Nacke: Mehr Marketing
Auf die Direktvermarktung schielte auch Dr. Stefan Nacke. Diese könne, so der CDU-Mann, aber nicht alle Probleme lösen. „Wir müssen Landwirtschaft zwischen Welt- und Wochenmarkt verankern.“ Begleiten will Nacke dies mit einer Neuauflage der nationalen Lebensmittelagentur und flankierenden Handelsabkommen, die gleiche Standards schaffen. Eine Blindheit attestiert er dem Markt nicht, im Gegenteil: „Gute Produkte werden gut nachgefragt.“ Hierfür gelte es, ein entsprechendes Regionalmarketing aufzubauen.

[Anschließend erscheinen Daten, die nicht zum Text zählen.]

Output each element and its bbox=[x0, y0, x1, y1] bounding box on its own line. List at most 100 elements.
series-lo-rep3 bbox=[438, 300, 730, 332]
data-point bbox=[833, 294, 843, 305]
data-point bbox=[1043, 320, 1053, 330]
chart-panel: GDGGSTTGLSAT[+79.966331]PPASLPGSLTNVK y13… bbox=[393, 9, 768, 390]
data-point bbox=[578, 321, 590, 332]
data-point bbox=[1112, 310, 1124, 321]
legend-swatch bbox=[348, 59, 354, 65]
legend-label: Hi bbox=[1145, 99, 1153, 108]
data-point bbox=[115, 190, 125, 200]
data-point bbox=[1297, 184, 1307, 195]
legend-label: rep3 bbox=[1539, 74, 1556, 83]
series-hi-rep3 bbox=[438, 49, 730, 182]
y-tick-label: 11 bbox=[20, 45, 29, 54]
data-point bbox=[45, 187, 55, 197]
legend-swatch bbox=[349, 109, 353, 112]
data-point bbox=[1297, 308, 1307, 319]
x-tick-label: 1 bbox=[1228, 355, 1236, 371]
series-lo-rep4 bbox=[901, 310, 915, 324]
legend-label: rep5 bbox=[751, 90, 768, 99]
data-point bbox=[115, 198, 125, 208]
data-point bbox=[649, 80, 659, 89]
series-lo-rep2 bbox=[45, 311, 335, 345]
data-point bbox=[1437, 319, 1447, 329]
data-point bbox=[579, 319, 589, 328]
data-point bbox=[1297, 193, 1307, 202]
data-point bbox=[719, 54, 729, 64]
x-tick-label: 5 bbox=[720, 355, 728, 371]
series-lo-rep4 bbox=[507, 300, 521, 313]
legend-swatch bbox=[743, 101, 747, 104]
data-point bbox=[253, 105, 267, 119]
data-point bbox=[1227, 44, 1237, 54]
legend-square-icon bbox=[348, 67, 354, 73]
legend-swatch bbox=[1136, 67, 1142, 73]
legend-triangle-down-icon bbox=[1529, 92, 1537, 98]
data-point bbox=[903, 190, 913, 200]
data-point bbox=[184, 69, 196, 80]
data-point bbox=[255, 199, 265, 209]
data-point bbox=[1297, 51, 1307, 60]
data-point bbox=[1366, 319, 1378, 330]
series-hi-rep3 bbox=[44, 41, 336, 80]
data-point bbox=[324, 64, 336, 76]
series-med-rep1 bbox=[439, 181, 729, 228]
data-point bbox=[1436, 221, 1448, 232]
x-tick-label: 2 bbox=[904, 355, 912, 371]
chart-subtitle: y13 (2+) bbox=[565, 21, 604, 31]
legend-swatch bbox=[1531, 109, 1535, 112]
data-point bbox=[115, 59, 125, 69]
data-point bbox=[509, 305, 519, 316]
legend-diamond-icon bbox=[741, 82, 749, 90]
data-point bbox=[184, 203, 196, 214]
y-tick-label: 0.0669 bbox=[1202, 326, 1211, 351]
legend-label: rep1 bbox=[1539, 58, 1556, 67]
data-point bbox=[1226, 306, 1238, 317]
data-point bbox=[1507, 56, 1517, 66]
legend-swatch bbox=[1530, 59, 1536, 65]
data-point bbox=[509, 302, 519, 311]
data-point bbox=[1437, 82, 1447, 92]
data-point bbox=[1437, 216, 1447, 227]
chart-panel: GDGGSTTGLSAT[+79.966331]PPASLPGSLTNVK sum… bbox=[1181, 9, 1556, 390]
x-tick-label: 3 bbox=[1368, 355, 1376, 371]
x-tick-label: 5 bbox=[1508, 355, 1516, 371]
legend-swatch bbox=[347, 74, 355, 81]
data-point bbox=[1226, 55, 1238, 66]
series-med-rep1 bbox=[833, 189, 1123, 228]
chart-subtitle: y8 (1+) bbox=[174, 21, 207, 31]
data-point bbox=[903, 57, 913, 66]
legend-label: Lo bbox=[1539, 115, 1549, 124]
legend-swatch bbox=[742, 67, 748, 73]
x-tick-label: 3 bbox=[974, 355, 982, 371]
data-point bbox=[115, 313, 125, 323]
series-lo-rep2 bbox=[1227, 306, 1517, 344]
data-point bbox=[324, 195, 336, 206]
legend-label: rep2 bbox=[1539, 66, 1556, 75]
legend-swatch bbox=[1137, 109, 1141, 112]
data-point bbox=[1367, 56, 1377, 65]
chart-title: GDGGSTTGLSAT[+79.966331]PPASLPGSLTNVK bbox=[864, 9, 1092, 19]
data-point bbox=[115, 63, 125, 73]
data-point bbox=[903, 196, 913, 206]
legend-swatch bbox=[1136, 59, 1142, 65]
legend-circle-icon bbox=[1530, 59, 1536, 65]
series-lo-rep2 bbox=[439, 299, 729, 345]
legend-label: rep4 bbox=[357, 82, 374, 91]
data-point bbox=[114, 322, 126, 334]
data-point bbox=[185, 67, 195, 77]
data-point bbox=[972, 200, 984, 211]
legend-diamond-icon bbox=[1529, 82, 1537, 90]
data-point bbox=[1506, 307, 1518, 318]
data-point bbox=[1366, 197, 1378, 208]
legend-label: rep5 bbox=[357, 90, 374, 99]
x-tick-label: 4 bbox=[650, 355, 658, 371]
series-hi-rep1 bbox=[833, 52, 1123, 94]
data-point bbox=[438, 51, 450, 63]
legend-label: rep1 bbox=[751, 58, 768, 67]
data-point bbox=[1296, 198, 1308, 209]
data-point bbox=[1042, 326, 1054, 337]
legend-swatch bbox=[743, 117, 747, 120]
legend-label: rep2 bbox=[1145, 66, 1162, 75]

Unterstützen soll der Staat dagegen bei der Absicherung von Risiken: Nacke fordert Zuschüsse zur Mehrgefahrenabsicherung ebenso wie einen Bestandsschutz von 15 Jahren bei Investitionen in den Stallbau. Ebenso wie Schulze pocht er auf eine Umsetzung der Borchert-Vorschläge.
Klein-Schmeink: Tierwohlcent
Sehr klar zielte die grüne Gesundheitspolitikerin Maria Klein-Schmeink auf einen notwendigen baldigen Agrar-Wandel ab. „Industrielle Landwirtschaft kann bäuerlichen Familien nicht gerecht werden.“ Und: „Ein langsamer Umbauplan wird nicht funktionieren. Wir können nicht auf Marktmechanismen warten.“ In der Konsequenz bedeutet das für die Bundestagsabgeordnete, bis 2030 rund 30 % der Betriebe ökologisch umzubauen. Auch die GAP müsse bis 2028 so strukturiert werden, dass eine ökologische Zweckbindung garantiert ist.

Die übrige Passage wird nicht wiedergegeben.